Cytochrome d in protein complexes
Generally, in protein complexes, it gives an absorption band of approximately 636 nm or 638 nm, depending on the cytochrome d form. If it is oxidized, the band has a length of 636 nm, and a 638 nm length if it is reduced. It is commonly associated to certain prosthetic groups when found in multiple subunit complexes. Detecting cytochrome d as Fe(II) pyridine alkaline hemachrome is very difficult because the stability under these conditions is limited. If cytochrome d is pulled out of the protein complex and placed in ether containing from 1 to 5 % of HCl, it gives a different absorption band (603 nm, in the oxidized form).
Cytochrome d in Escherichia coli
The cytochrome d complex from E. coli is a heterodimer found in the bacterial cytoplasmic bilayer, where it develops the function of oxidase of the respiratory chain. Cytochrome d presents two subunits in this organism (I and II, abbreviated CydA and CydB), which were analyzed by genetic methods including alkaline phosphatase gene fusions. These fusions were done in vivo and in vitro, which implied the utilization of the transposon TnphoA in the in vivo method. The in vitro method consisted on a construction. In the end, 48 isolated fusions helped to determine the activities of the specific alkaline phosphatase in cells. The basis of the 2D models for each subunit was developed thanks to the data of these fusions and information from other resources. This basis also defines how these subunits fold in the E. coli membrane, specially in the inner one.

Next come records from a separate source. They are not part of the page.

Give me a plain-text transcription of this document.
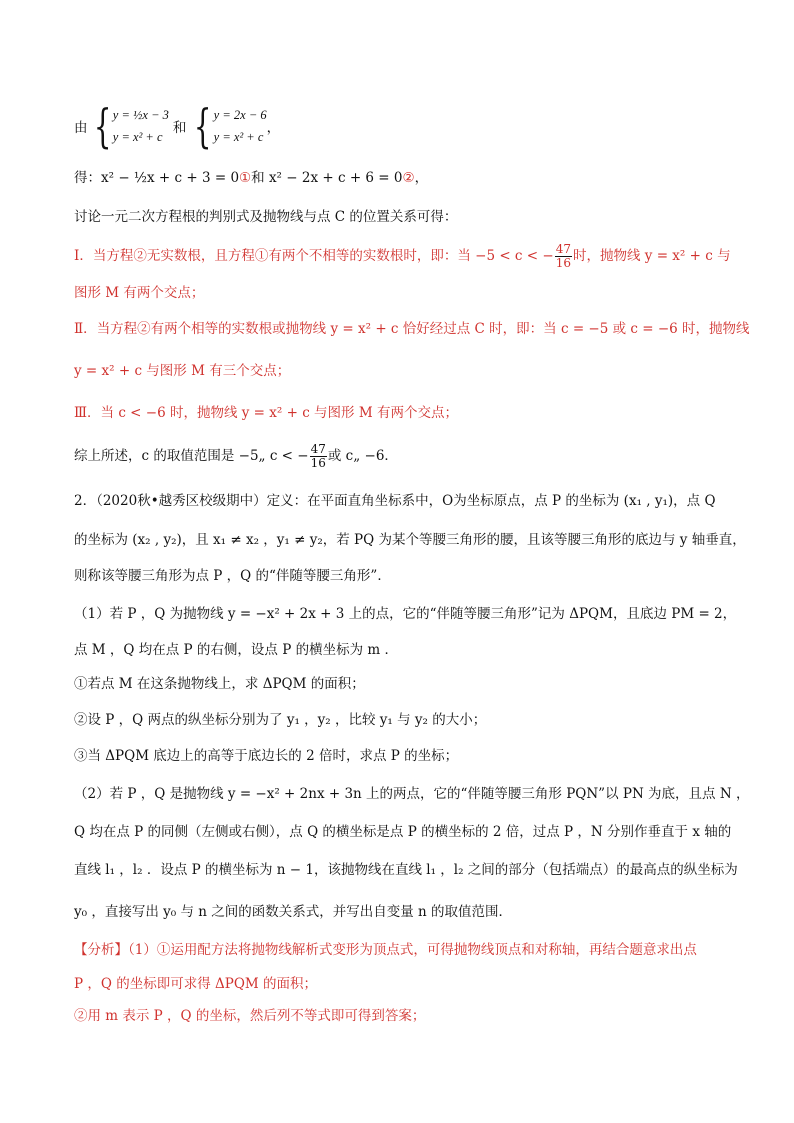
由 { y = ½x − 3
y = x² + c
和 { y = 2x − 6
y = x² + c
，
得：x² − ½x + c + 3 = 0①和 x² − 2x + c + 6 = 0②，
讨论一元二次方程根的判别式及抛物线与点 C 的位置关系可得：
Ⅰ．当方程②无实数根，且方程①有两个不相等的实数根时，即：当 −5 < c < − $\frac{47}{16}$ 时，抛物线 y = x² + c 与
图形 M 有两个交点；
Ⅱ．当方程②有两个相等的实数根或抛物线 y = x² + c 恰好经过点 C 时，即：当 c = −5 或 c = −6 时，抛物线
y = x² + c 与图形 M 有三个交点；
Ⅲ．当 c < −6 时，抛物线 y = x² + c 与图形 M 有两个交点；
综上所述，c 的取值范围是 −5„ c < − $\frac{47}{16}$ 或 c„ −6．
2．（2020秋•越秀区校级期中）定义：在平面直角坐标系中，O为坐标原点，点 P 的坐标为 (x₁ , y₁)，点 Q
的坐标为 (x₂ , y₂)，且 x₁ ≠ x₂ ，y₁ ≠ y₂，若 PQ 为某个等腰三角形的腰，且该等腰三角形的底边与 y 轴垂直，
则称该等腰三角形为点 P ，Q 的“伴随等腰三角形”．
（1）若 P ，Q 为抛物线 y = −x² + 2x + 3 上的点，它的“伴随等腰三角形”记为 ΔPQM，且底边 PM = 2，
点 M ，Q 均在点 P 的右侧，设点 P 的横坐标为 m ．
①若点 M 在这条抛物线上，求 ΔPQM 的面积；
②设 P ，Q 两点的纵坐标分别为了 y₁ ，y₂ ，比较 y₁ 与 y₂ 的大小；
③当 ΔPQM 底边上的高等于底边长的 2 倍时，求点 P 的坐标；
（2）若 P ，Q 是抛物线 y = −x² + 2nx + 3n 上的两点，它的“伴随等腰三角形 PQN”以 PN 为底，且点 N ，
Q 均在点 P 的同侧（左侧或右侧），点 Q 的横坐标是点 P 的横坐标的 2 倍，过点 P ，N 分别作垂直于 x 轴的
直线 l₁ ，l₂ ．设点 P 的横坐标为 n − 1，该抛物线在直线 l₁ ，l₂ 之间的部分（包括端点）的最高点的纵坐标为
y₀ ，直接写出 y₀ 与 n 之间的函数关系式，并写出自变量 n 的取值范围．
【分析】（1）①运用配方法将抛物线解析式变形为顶点式，可得抛物线顶点和对称轴，再结合题意求出点
P ，Q 的坐标即可求得 ΔPQM 的面积；
②用 m 表示 P ，Q 的坐标，然后列不等式即可得到答案；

Cytochrome d in Azotobacter vinelandii
Azotobacter vinelandii is a nitrogen-fixing bacteria which is known by its high respiratory rate among aerobic organisms. Some physiological studies postulate that cytochrome d functions as a terminal oxidase in the membranes of this organism, taking part in the electron transport system. The studies characterized the different genes in the two subunits. A very extensive homology with CydA and CydB of the E. coli was found in these studies.
Cytochrome bd
Cytochrome bd is a tri-heme oxidase as it is compound by cytochromes b558, b595 and d. Its main function is the reduction of O2 to H2O. It is thought that it uses a di-heme active site, which is formed by the hemes of cytochromes b595 and d. These two cytochromes are considered high-spin complexes, what is directly related to the electrons’ spin. While other respiratory terminal oxidases which catalyze that same reaction have a heme-copper active site and use a proton pump, cytochrome bd has an active site with iron instead of copper and need no proton pump as they can produce a proton-motion force themselves.